Summary: What do you do when you are facing such monumental obstacles? How do you resist temptation, flee from evil, or believe beyond your ability to understand how your problems can be solved or your battles won?
Opening illustration: AN ESKIMO FISHERMAN CAME to town every Saturday afternoon. He always brought his two dogs with him. One was white and the other was black. He had taught them to fight on command. Every Saturday afternoon in the town square the people would gather and these two dogs would fight and the fisherman would take bets. On one Saturday the black dog would win; another Saturday, the white dog would win - but the fisherman always won! His friend began to ask him how he did it. He said, "I starve one and feed the other. The one I feed always wins because he is stronger."
This story about the two dogs is apt because it tells us something about the inner warfare that comes into the life of a person who is born again.
We have two natures within us, both struggling for mastery. Which one will dominate us? It depends on which one we feed. If we feed our spiritual lives and allow the Holy Spirit to empower us.
Let us turn to 2 Chronicles and see what Jehoshaphat fed into the warfare he had with his enemies.
Introduction: The case with a few of the kings recorded for us in both Kings and Chronicles, they may have reigned as co-regents with their fathers so that the period of the reign dates to the time also that they shared their rule. If one reads II Kings 1:17, it can be seen that, although Jehoshaphat was still the king in Judah, it’s Jehoram, his son, who’s noted as being the king of Judah at the time of his namesake’s accession to the throne of Israel. This is only possible if Jehoram had been appointed as co-regent.
Life can be difficult. Being a Christian in a non-Christian world poses all kinds of problems. The world does not know Jesus. The world does not love Him. The world does not understand why He came. You, on the other hand, do know Jesus. You do love Him. And, you do understand why He came. He came to save you from your sins and to give you new life. He came to bring you peace and joy in the Spirit. He came so you might have fellowship with God.

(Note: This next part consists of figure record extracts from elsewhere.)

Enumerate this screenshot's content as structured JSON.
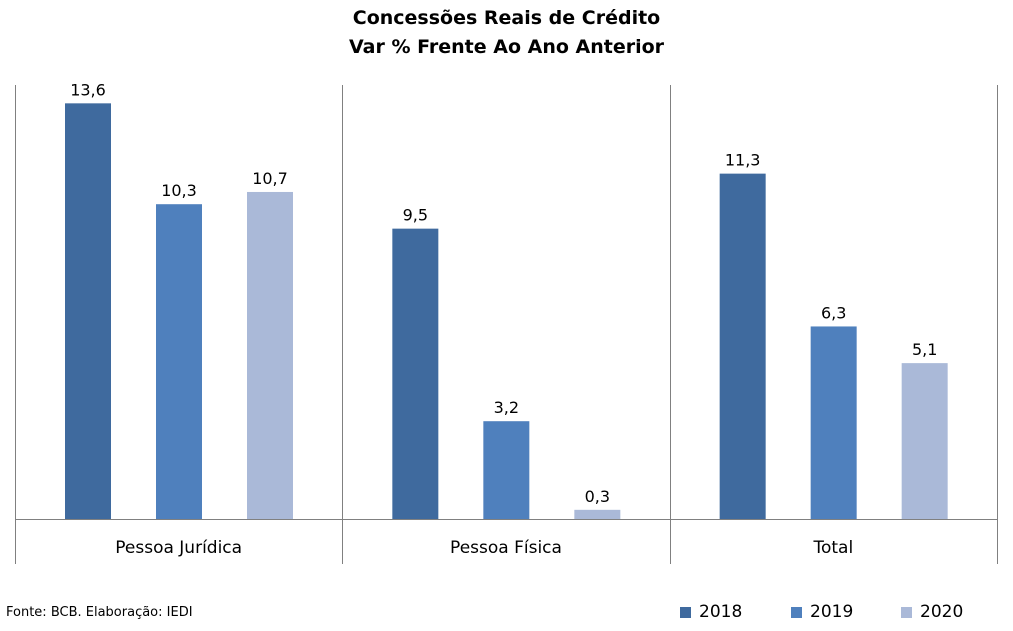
{
  "chart_data": {
    "type": "bar",
    "title": "Concessões Reais de Crédito",
    "subtitle": "Var % Frente Ao Ano Anterior",
    "categories": [
      "Pessoa Jurídica",
      "Pessoa Física",
      "Total"
    ],
    "series": [
      {
        "name": "2018",
        "color": "#3F6A9E",
        "values": [
          13.6,
          9.5,
          11.3
        ],
        "labels": [
          "13,6",
          "9,5",
          "11,3"
        ]
      },
      {
        "name": "2019",
        "color": "#4F80BD",
        "values": [
          10.3,
          3.2,
          6.3
        ],
        "labels": [
          "10,3",
          "3,2",
          "6,3"
        ]
      },
      {
        "name": "2020",
        "color": "#AAB9D8",
        "values": [
          10.7,
          0.3,
          5.1
        ],
        "labels": [
          "10,7",
          "0,3",
          "5,1"
        ]
      }
    ],
    "ylim": [
      0,
      14.2
    ],
    "grid": false,
    "legend": "bottom-right"
  },
  "source": "Fonte: BCB. Elaboração: IEDI"
}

These things you already know. And you also know that though you are saved from sin and filled with the Spirit of God, life in this world still is not perfect. It is still difficult.
The Christian is, in a sense, in a battle with the world. And the world is at war with the Christian - with you. The world offers vices, self-fulfillment, and greed. The world wants to convert you to its paganism, to its ungodly devotion to the unholy. And if you don’t conform, if you don’t bend the knee to its idols and sacrifices, you will be ridiculed, mocked, and attacked.
So the world is against you. The evil one is at war with you. And in the battle there are all sorts of struggles. On the inside, you struggle against sin: pride, lust, greed, boasting, and various wanting. On the outside, you struggle against illness, poverty, marriage problems, job difficulties, an unsure future, and more. Maybe right now you are facing a serious struggle. Or maybe you’ve recently had to deal with a difficult situation. Maybe you fear that one is coming.